|Citi Field. Photo by Jason Schott.|
The Mets' pursuit of shortstop Carlos Correa, whom they announced they were signing on December 21 before issues with his physical arose, ended on Tuesday when he decided to re-sign with the Minnesota Twins on a six-year, $200 million contract.
On Wednesday morning, the Mets released a statement that might be the best press release ever on the matter:
"We were unable to reach an agreement. We wish Carlos all the best."
There is no other text in the message and the quote is not attributed to anybody, so Mets fans are left to guess who gave this pointed reaction.
One would think it is Mets Owner Steve Cohen, who continues to emulate the late Yankees owner George Steinbrenner, whose missives at the end of seasons were highly-anticipated thanks to "Mike and the Mad Dog."
The message was, essentially, that they wasted enough time on him, so there's no need to elaborate on the press release.
Correa originally agreed to a contract with the San Francisco Giants in early December, but that was broken on Tuesday, December 20 when they didn't like what they saw on Correa's physical, specifically his ankle.
The Mets swooped in within hours, so their fans woke up the next morning to the news that they signed the star shortstop to a 12-year, $315 million deal, as his previously agreed upon contract with the Giants fell through.
Just three days later, on Christmas Eve, in what wasn't much of a shocker, it was reported the Mets had the same issues with his physical that the Giants did.
The deal remained in limbo for the next 17 days until Correa begrudgingly went back to the Twins.
Correa was ones of four coveted shortstops on the market this offseason, along with Xander Bogaerts, who left Boston for San Diego; Trea Turner, who left the Dodgers for Philadelphia; and Dansby Swanson, the long-time Braves shortstop who joined the Chicago Cubs.
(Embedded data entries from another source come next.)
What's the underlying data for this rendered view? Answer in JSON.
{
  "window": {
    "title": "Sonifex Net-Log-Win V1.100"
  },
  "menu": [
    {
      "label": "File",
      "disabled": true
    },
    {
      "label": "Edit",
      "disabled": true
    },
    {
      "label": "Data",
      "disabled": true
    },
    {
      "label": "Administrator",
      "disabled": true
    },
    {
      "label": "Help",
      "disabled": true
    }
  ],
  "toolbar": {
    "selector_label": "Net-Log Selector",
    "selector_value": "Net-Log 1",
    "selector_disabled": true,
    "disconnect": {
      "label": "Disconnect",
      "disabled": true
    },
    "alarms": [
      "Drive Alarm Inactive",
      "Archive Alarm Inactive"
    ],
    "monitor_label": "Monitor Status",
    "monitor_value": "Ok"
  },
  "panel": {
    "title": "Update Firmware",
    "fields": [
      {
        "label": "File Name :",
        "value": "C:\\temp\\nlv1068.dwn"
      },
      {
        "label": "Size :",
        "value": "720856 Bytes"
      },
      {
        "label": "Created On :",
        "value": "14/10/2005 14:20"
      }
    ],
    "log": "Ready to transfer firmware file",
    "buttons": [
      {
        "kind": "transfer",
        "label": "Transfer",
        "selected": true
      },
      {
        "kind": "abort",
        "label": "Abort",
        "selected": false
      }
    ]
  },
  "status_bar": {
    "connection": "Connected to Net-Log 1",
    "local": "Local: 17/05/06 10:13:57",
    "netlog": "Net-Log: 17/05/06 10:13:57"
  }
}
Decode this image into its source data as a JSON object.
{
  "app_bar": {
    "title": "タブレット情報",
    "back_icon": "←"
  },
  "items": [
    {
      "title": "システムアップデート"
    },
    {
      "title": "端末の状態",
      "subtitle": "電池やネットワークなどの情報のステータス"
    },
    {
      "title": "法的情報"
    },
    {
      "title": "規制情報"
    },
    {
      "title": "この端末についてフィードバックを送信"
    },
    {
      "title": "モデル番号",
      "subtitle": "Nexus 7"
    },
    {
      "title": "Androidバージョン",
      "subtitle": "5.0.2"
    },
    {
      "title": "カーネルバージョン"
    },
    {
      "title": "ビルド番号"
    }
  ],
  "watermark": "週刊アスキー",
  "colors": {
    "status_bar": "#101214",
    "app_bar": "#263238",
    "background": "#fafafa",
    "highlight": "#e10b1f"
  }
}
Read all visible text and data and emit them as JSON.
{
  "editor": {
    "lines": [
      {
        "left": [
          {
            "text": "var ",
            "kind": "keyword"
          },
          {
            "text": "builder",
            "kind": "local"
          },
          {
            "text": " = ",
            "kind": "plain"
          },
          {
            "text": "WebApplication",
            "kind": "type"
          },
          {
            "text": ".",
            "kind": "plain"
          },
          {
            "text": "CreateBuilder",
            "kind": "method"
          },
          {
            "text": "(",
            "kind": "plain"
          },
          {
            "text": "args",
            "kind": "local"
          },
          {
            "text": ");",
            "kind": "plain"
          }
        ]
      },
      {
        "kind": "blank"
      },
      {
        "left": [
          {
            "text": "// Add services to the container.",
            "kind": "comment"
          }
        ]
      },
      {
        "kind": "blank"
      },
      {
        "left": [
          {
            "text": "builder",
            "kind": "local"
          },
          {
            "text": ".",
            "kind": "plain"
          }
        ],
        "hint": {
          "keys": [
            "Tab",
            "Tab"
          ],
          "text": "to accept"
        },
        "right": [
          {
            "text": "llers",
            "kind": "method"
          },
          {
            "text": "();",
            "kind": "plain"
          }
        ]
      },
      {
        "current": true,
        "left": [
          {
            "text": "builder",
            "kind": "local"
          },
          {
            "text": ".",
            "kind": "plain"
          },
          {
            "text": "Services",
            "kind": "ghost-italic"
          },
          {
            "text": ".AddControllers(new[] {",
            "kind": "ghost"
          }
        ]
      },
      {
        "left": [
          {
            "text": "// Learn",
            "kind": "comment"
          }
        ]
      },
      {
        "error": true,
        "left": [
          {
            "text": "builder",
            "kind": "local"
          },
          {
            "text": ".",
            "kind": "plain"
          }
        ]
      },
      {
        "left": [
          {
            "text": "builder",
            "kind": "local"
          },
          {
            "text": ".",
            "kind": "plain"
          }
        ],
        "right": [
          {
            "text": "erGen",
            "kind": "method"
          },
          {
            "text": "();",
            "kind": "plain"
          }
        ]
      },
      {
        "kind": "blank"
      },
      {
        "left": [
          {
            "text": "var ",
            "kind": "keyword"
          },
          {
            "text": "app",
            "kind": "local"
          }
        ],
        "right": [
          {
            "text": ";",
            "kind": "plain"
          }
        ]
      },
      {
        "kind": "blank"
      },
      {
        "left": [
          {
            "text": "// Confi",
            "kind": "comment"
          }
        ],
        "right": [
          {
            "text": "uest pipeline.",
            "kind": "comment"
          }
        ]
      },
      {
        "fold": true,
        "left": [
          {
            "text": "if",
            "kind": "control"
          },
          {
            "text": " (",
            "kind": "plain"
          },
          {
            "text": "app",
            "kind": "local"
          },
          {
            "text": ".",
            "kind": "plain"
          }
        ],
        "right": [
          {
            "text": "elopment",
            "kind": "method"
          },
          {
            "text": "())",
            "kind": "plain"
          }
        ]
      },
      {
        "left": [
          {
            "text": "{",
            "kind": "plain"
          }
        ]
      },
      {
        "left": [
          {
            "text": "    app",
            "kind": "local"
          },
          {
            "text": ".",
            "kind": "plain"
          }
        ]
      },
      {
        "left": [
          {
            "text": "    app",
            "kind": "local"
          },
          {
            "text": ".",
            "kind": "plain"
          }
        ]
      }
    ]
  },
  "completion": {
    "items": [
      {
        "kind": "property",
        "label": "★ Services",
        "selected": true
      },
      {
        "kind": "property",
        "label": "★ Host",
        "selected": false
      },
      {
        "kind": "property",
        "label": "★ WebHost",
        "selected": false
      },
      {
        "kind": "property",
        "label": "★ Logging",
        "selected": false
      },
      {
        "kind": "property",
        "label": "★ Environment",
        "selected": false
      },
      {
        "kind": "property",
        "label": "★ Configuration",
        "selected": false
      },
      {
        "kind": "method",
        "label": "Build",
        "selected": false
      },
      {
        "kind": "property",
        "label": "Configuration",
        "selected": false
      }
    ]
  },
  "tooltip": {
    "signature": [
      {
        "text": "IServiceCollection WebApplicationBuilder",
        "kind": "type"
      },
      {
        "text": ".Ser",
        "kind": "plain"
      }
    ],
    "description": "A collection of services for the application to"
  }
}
He is the only one of the four to return to his incumbent team, though it wasn't for lack of trying.
There are two sides to Correa - he has been one of the best hitters in baseball since he debuted with the Houston Astros seven years ago, a time he led them to a lot of deep playoff runs and a World Series title in 2017, while also being one of the ringleaders of the sign-stealing scheme that the Astros did in that championship season.
Correa played for Houston from 2015, when he won the American League Rookie of the Year through the 2021 season, a time in which they reached the World Series three times, winning the lone title in '17. He then left for a three-year contract with the Minnesota Twins before the 2022 season, which he opted out of after one year.
In eight Major League seasons, Correa is a .279 hitter, and he has a .357 on-base percentage, along with an average of 28 home runs and 101 RBI per season. In his last season in Houston, in 2021, he hit .279 with 26 home runs and 92 RBI in 148 games, and then in 2022 in Minnesota, he had a better average, .291, but only hit 22 home runs and had 64 RBI in 136 games in what was a disappointing year for the Twins, who missed the playoffs.
Since Francisco Lindor, who highly lobbied Mets owner Steve Cohen, to bring in Correa, already plays shortstop, the assumption was that Correa would have shifted over to third base.
There is some relief that they don't have to work a new, controversial player into a new position while they already have Eduardo Escobar, who had a solid first season in New York and a massive September, and highly-touted prospect Brett Baty, who homered in his first Major League at-bat last August, ready to go next season.
The Correa deal also felt like overkill in what has been a massive spending spree by the Mets, starting with ace starting pitcher Justin Verlander (two years and $86 million) and center fielder Brandon Nimmo (eight years, $162 million), and closer Edwin Diaz (
Every deal the Mets made until the Correa move felt logical, like Verlander would replace the departed Jacob deGrom, and they retained Nimmo, whose also their leadoff hitter, and Diaz, arguably the best closer in the league last season, while also adding reliever David Robertson and Japanese sensation Kodai Senga to the starting rotation.
With the Correa saga over, the Mets can now focus on filling out the rest of their roster, including the bullpen, with spring training just five weeks away.